Conhecido como “efetivas utilidades”, ou em outras palavras, a função social exige a compreensão da propriedade privada como um conjunto complexo de situações jurídicas reais, que englobam um conjunto de situações jurídicas subjetivas., nas quais se encontram tanto graus de publicismo quanto de privatismo. Isso explica que a propriedade não ppode ser considerada apensa como um bem do direito privado nem como um bem do direito público mas sim um aglomerado complexo de ambos. Caracterizando essa propriedade não so como a propriedade de terra ou dos bens de produção mas também a propriedade imaterial e a propriedade empresarial. Não sendo apenas atribuidas funções negativas de limitações mas também positivas, de deveres, perante a propriedade.
Já no assunto de função social de posse, deve ser dito que o novo código possui não apenas uma concepçào abstrata mas sim uma noção autônoma. Além de mera ocupação do bem, conhecida como “posse qualificada”, há também a “posse-trabalho”, na qual vem acompanhada um ato criador do trabalho humano, que deve ser mais protegida do que a primeira.

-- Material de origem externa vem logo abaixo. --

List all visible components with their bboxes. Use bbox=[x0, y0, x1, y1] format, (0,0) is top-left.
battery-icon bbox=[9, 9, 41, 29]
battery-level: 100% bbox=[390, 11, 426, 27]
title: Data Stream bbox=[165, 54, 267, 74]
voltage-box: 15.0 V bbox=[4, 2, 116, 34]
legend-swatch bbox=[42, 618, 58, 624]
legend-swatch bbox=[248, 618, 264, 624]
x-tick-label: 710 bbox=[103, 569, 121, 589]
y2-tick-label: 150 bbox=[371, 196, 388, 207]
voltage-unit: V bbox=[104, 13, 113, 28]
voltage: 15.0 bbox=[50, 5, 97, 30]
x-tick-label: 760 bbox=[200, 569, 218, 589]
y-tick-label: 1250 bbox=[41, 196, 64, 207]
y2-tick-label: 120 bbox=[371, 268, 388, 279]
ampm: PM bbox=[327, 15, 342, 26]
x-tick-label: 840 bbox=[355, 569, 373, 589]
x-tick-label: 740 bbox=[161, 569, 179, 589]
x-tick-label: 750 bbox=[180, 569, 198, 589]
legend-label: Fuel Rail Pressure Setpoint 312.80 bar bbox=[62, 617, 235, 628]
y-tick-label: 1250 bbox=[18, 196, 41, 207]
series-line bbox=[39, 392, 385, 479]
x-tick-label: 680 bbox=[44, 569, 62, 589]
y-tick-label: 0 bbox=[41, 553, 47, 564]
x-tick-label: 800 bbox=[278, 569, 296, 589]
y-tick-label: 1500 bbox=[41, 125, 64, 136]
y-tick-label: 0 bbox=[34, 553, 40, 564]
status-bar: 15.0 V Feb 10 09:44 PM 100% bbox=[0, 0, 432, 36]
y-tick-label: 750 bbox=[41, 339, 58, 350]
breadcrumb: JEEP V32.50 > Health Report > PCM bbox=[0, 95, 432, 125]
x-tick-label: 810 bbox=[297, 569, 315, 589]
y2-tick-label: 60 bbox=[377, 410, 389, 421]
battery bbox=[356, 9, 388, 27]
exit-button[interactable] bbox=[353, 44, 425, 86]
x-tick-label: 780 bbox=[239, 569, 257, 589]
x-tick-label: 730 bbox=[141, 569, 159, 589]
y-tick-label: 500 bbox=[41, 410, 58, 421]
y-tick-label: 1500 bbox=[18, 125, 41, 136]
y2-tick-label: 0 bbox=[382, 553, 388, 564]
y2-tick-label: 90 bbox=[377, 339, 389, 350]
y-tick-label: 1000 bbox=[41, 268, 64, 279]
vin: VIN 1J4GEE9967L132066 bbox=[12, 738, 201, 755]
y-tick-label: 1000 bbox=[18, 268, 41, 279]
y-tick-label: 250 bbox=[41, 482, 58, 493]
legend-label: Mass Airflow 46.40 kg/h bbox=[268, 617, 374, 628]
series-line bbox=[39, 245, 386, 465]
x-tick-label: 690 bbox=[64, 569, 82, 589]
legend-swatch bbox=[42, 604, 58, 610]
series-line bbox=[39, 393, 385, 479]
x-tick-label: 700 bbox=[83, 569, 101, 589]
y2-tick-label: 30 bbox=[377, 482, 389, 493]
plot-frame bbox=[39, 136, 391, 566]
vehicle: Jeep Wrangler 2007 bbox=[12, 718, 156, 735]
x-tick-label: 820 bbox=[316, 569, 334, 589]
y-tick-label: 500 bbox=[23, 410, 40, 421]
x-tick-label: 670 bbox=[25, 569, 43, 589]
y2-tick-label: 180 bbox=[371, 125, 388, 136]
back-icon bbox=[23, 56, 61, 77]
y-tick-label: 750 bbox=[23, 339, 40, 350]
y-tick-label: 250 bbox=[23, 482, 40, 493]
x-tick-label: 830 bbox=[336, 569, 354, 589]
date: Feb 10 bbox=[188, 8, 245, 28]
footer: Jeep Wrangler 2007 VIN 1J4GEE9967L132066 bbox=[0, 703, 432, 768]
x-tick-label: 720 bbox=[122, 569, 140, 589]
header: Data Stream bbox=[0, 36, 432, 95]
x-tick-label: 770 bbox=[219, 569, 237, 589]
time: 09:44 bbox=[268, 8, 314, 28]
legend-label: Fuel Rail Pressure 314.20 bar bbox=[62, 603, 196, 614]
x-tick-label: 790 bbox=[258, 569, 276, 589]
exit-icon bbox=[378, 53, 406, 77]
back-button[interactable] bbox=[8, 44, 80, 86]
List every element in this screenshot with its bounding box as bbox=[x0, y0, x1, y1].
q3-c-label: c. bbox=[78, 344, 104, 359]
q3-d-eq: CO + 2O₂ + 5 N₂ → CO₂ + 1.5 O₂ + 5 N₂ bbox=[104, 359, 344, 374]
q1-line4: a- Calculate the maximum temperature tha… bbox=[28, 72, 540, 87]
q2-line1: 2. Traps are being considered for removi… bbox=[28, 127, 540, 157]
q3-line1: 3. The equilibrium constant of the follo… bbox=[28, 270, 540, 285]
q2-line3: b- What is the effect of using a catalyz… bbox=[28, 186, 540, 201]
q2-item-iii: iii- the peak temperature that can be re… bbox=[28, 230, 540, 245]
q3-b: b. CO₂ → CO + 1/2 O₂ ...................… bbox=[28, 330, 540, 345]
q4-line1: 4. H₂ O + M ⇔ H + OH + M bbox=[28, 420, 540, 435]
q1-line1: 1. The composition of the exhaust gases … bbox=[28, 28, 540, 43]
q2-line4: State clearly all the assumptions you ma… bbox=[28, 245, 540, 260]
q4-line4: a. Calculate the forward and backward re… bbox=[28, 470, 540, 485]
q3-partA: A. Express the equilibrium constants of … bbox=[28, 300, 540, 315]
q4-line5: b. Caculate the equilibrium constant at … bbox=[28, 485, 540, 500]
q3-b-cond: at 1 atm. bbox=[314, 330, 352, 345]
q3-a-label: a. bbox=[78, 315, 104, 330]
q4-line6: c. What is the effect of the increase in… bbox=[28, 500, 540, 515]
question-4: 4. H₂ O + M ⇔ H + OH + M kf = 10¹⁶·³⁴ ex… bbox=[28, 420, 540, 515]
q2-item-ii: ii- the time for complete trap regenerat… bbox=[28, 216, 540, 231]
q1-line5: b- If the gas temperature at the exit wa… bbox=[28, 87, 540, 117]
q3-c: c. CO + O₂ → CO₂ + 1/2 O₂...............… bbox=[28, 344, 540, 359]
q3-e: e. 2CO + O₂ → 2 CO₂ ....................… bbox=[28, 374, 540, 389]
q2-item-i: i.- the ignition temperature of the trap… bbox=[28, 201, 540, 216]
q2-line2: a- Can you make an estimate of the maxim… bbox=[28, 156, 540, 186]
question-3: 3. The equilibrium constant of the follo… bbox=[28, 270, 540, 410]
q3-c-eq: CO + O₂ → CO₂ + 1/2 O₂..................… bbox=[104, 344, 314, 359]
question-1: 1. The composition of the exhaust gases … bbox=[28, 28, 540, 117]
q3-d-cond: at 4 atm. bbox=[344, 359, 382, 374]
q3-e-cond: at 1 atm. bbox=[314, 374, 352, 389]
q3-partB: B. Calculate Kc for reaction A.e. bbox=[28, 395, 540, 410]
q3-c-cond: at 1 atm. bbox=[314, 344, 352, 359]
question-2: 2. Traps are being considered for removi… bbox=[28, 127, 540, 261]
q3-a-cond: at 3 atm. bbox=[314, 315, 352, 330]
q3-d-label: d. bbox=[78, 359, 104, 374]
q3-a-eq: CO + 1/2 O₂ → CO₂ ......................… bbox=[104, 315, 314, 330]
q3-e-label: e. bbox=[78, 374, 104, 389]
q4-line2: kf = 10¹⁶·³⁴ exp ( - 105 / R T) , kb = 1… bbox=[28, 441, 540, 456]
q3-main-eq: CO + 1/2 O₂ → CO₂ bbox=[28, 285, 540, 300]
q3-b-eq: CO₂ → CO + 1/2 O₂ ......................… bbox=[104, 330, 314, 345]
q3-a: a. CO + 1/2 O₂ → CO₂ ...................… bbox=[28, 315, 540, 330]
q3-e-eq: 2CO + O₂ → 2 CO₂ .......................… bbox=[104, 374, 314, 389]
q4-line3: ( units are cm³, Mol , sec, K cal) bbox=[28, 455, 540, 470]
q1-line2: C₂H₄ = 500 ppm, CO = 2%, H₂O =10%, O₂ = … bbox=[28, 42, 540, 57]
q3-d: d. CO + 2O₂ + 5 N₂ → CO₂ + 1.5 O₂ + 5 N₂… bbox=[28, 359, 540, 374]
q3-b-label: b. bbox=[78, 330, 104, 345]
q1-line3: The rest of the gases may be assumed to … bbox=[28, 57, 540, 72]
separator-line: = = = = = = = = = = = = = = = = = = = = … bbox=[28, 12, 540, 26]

2. A função social do contrato
No Direito dos Contratos, em conjunto com a boa-fé e a probidade, vigora o princípio: “A liberdade de contratar será exercida em razão e nos limites da função socialdo contrato”. Isso significa que os contratos utrapassam a mera esfera dos interesses individuais, pois está atribuido a eles também, e ao exercício do poder negocial, funções negativas (de limitação) e positivas (de deveres).
Os contratos sendo o instrumento fundamental de circulação de riquezas, ou de tranferência de riquezas, atual ou em potencial, desempenha sim uma função social. Visto que a circulação de riqueza, seja em pequena ou larga escala, não interessa somente a particulares mas a todos.
III. Bibliografia
· MARTINS-COSTA, Judith. Diretrizes teóricas do novo código civilbrasileiro. Editora Saraiva. São Paulo. 2002.